In this project, students will be invited into connecting to the Moon cycle by observing the Moon appearance and position in the sky during one month. Students will be creative and artistic, creating a Moon journal with drawing made from the moon every single day (with exception of cloudy days) and will compare their results with those of other students from different regions of the world. Throughout the process students will raise questions about the configuration of the Earth-Moon-Sun system, think about eclipses and take some conclusions about the shape of our planet.
In the FEEL phase of a Design Thinking process, students are invited into deeply learning about the topic and the problems associated. It is also the time where student are invited into contacting with their community to evaluate their level of knowledge of the topic or problem and give use to their expertise in order to solve those problems.
STEP 1: Brainstorming about the Moon
Students will discuss about the moon, its appearance, time and position in the sky. Below are a few questions that can be raised:
Is the Moon shape the same everyday?
When is the Moon visible in the sky?
Is it possible to discern any features on the Moon surface?
Does the Moon always show the same face to us?
What path the Moon traces in the sky?
How long does it take for the Moon to repeat its cycle?
Is there night and day in the Moon?
What is Moonlight?
What are moon Eclipses?
First, students should try to answer these questions based on their own knowledge. After this first try, students will be invited to discuss these questions with their families and communities. A summary of their findings after this interaction should be posted on the collaborative platform.

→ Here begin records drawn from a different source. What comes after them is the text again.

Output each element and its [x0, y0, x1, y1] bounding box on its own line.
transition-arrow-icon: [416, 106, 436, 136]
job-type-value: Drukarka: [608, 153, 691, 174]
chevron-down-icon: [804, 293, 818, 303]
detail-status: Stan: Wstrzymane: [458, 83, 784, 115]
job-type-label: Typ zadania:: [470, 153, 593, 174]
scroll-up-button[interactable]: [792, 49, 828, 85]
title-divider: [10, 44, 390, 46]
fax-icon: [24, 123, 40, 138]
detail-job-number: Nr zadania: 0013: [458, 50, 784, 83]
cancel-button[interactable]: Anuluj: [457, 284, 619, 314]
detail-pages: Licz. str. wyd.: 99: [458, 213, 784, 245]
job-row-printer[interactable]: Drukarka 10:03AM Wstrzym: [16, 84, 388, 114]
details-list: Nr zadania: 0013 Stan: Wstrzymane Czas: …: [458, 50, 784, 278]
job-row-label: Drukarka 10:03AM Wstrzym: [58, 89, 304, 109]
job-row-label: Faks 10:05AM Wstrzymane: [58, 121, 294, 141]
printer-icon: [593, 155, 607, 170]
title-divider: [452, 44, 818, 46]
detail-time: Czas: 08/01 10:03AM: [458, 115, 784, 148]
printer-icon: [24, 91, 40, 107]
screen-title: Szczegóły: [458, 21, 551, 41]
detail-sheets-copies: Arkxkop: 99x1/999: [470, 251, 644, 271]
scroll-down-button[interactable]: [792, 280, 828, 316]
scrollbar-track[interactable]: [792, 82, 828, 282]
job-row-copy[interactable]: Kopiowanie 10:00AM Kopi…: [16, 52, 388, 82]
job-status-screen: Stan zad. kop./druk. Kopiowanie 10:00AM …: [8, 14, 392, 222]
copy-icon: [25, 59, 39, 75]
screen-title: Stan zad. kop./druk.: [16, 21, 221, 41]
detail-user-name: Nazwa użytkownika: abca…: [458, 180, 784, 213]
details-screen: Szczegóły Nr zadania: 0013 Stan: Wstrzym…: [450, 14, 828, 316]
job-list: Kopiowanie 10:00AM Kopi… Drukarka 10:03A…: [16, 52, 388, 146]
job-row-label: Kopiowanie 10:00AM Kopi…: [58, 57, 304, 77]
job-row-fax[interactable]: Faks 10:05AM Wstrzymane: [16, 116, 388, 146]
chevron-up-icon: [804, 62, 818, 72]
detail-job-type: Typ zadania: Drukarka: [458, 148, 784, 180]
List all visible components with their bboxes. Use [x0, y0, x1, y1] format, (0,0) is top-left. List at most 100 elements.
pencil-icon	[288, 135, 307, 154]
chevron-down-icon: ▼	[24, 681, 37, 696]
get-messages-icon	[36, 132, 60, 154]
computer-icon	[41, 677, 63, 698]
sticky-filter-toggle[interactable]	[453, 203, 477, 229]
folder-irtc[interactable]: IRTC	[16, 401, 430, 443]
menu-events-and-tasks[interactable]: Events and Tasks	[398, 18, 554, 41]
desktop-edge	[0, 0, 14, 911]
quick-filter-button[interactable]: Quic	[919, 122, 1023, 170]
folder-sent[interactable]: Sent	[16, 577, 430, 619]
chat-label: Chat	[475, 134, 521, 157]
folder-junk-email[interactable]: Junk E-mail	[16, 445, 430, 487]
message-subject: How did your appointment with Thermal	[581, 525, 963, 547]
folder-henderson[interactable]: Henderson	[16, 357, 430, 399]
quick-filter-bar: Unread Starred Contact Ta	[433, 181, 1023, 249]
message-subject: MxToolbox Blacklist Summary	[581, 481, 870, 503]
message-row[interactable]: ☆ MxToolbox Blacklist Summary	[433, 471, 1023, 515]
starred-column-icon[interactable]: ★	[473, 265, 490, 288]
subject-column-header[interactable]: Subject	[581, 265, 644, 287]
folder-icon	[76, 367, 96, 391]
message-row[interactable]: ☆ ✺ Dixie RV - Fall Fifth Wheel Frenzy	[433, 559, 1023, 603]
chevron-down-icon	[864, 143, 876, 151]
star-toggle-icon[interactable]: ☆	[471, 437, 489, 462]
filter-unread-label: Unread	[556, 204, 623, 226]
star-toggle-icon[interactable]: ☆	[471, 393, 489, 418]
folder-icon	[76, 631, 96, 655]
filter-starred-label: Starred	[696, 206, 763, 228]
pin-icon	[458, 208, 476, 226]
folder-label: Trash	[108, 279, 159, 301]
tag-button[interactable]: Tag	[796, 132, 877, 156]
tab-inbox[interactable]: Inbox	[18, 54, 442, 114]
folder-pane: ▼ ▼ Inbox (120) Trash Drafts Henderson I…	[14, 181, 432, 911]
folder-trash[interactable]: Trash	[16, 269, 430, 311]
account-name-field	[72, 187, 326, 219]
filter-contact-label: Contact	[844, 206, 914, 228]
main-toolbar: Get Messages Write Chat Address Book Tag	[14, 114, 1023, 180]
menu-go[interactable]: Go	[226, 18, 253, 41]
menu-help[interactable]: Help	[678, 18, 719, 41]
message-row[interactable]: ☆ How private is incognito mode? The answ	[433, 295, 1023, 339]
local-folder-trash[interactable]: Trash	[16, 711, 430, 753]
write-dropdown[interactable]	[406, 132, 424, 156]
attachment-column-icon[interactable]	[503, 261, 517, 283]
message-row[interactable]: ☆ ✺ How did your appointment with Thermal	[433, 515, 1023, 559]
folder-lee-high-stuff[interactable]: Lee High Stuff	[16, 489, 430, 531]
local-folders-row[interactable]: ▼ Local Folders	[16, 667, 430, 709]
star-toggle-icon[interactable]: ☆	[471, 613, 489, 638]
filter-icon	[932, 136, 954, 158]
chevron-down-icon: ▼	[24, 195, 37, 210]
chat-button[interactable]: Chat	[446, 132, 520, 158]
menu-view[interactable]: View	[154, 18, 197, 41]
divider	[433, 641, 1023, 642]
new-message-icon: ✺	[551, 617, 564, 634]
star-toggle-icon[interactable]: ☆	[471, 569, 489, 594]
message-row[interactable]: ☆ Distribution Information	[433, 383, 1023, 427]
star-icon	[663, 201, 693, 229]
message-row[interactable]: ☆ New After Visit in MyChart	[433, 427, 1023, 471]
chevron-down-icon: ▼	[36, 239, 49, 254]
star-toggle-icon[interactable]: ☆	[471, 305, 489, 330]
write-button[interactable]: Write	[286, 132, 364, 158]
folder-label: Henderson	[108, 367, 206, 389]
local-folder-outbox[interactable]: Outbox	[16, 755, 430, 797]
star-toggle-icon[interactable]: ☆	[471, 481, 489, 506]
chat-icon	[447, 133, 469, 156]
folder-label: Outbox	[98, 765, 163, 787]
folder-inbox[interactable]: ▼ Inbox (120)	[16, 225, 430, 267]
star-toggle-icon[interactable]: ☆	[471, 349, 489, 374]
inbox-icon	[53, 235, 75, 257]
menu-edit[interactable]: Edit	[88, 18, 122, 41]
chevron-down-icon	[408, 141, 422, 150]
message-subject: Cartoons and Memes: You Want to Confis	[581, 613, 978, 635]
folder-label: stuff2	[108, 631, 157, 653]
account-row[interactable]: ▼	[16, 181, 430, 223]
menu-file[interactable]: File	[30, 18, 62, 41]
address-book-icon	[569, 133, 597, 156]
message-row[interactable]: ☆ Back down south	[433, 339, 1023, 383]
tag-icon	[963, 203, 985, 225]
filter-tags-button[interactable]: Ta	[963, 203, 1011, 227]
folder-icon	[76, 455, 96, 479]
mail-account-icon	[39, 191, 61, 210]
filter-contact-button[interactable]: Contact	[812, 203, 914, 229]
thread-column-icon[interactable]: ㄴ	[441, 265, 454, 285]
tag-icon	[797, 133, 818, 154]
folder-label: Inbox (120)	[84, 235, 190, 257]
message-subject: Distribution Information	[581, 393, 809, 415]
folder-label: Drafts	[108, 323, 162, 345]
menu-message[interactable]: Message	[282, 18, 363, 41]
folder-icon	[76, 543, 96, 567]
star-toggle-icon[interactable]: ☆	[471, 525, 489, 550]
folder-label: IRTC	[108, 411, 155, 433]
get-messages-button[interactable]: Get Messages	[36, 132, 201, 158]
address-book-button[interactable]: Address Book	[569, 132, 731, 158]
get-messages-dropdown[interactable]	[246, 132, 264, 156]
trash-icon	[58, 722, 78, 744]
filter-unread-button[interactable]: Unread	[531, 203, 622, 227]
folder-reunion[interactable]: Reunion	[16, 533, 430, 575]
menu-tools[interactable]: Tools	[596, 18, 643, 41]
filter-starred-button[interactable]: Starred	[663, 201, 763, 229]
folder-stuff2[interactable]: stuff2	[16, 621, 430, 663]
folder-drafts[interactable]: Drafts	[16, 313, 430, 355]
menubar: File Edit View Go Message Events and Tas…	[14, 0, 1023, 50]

STEP 2: Investigation proposal to address such questions
Students will be asked to perform three types of investigation activities:
The first activity is a practical project. During one month, students will keep a daily observation log registering when they saw the Moon in the sky and how was its appearance. The final product will be a Moon Journal with drawings of the moon as they observe it.
You can download a template here
The second activity discusses Moon phases and can be executed in the classroom. In a dark room, a styrofoam ball representing the Moon, and a light source representing the Sun, students will be able to simulate the changing appearance of the Moon during a full cycle. In alternative or in addition, they can use the moon phases simulator.
In the third activity, students will learn how to use astronomical software (such as Stellarium ) to simulate a lunar cycle and compare the simulations with their observations.
STEP 3. Collaborating with students from other locations: investigating globally
Globallab is a platform where students can introduce data they have collected, by answering to a form, and then compare it with the same data collected by students all over the world.
Using this platform, students will be able to compare their registers with other participating schools in different regions of the world. It is expected that this comparative study will raise discussions about the different appearance of the Moon in these different locations at the same time, especially locations in different hemispheres.
In case you don't have parent consents, you can create code names for the students and make sure your students use the codes and don't add any personal information in the platform. Each students should create an account and add the information collected.
You can find the project here: https://globallab.org/en/project/cover/my_moon_journal.en.html#.XoYeo4hKg2w
During the process, students should record all the details of their research and make the photographic record and if they want, make short videos of the activity.
Students should keep a constant record of their work here in their OSOS project, including pictures of the whole process and print screens of their most relevant graphics, maps, etc.